To me, this is an important reminder of the importance of stopping to take the time to involve the Lord in even the things which seem straightforward and obvious. God did not intervene to stop David from running after a sinful, selfish, godless pursuit, but rather a good and godly one. The problem was not that what David wanted to do was bad, but that David was not the man who was to accomplish the work.

I so easily fall into a rut of just pushing forward with whatever is in front of me and not actually stopping along the way to seek the Lord.
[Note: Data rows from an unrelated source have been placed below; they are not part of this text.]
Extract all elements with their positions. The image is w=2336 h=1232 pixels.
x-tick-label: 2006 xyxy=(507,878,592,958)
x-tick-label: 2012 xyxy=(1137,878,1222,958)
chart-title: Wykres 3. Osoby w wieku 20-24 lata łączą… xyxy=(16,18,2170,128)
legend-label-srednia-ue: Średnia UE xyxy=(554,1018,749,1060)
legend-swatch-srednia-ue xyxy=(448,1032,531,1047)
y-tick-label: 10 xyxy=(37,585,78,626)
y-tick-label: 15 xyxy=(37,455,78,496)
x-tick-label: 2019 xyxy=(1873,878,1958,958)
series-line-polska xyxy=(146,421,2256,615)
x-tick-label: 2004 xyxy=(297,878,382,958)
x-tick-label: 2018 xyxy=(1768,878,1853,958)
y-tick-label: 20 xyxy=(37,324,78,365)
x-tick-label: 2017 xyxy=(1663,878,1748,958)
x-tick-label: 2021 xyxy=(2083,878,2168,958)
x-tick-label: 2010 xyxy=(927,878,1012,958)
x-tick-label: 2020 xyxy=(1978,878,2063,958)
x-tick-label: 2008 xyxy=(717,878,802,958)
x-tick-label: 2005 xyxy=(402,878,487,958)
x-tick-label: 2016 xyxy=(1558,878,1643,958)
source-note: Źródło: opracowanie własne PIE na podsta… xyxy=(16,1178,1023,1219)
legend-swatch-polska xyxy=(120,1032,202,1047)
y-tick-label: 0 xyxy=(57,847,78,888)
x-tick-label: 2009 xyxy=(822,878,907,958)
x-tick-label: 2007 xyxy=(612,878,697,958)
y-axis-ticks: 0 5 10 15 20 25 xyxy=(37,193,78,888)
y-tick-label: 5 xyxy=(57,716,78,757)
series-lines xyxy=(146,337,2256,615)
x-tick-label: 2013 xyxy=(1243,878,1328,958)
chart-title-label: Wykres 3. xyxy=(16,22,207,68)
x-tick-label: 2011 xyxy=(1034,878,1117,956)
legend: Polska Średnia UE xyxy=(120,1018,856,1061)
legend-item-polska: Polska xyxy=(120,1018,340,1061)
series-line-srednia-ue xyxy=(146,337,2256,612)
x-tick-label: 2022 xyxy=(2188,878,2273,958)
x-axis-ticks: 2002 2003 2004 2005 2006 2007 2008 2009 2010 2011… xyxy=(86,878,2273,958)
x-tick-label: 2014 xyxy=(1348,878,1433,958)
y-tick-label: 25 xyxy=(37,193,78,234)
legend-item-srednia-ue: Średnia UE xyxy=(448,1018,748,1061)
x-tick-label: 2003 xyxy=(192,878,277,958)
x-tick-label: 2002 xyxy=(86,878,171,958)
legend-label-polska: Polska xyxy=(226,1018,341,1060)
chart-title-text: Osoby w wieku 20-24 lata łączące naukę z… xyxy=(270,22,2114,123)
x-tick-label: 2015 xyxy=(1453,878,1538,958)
Whether out of personal competence, or whether it's because it just looks/feels like a good or godly things to do, I just assume I see things rightly and press on. But no amount of competence or "obviousness" truly makes a situation worth not involving the Lord in it. 

Thoughts on 1 Chronicles 15

Today’s reading: 1 Chronicles 15; Hebrews 10

It is not honoring to God to accomplish God-honoring work in a non-God-honoring way.

As David gathers the priests and Levites to bring the ark up to the City of David he says, “Because you did not carry it the first time, the Lord our God broke out against us, because we did not seek him according to the rule.” The fact of that matter is that preparing a place for the tent to be set up and for the ark to rest was a God-honoring desire on David’s part, but putting the ark on a cart pulled by oxen when God had specifically declared that it was only ever to be carried from place to place by Levites carrying it on their shoulders using the poles through the rings set into the base was not a God-honoring means of accomplishing it.

It is easy to fall into a mindset that God is most concerned with outcomes. Clearly success matters in the things we pursue, and how much more true does that seem to be in spiritual matters, where eternities are on the line, than in other, more mundane, areas of life? We can’t lose sight of the fact that we are serving the infinite creator God of all that exists. There is absolutely nothing that He is unable to accomplish fully without our help or influence. God has chosen to include us in His work, but there is nothing we are accomplishing for Him that He could not accomplish for Himself if He so desired. So when, in serving the Lord, we adopt a mindset that the ends are more important than the means, we lose sight of the reality that we are serving the God with power to ordain any ends He desires, and who will most bless the means that are most faithful to Him. Given that reality, the ends that we are able to accomplish by our own means are so much less important than our faithfulness in pursuing the work God has before us according to His means.

The best outcomes will always arise from the greatest faithfulness to the Lord.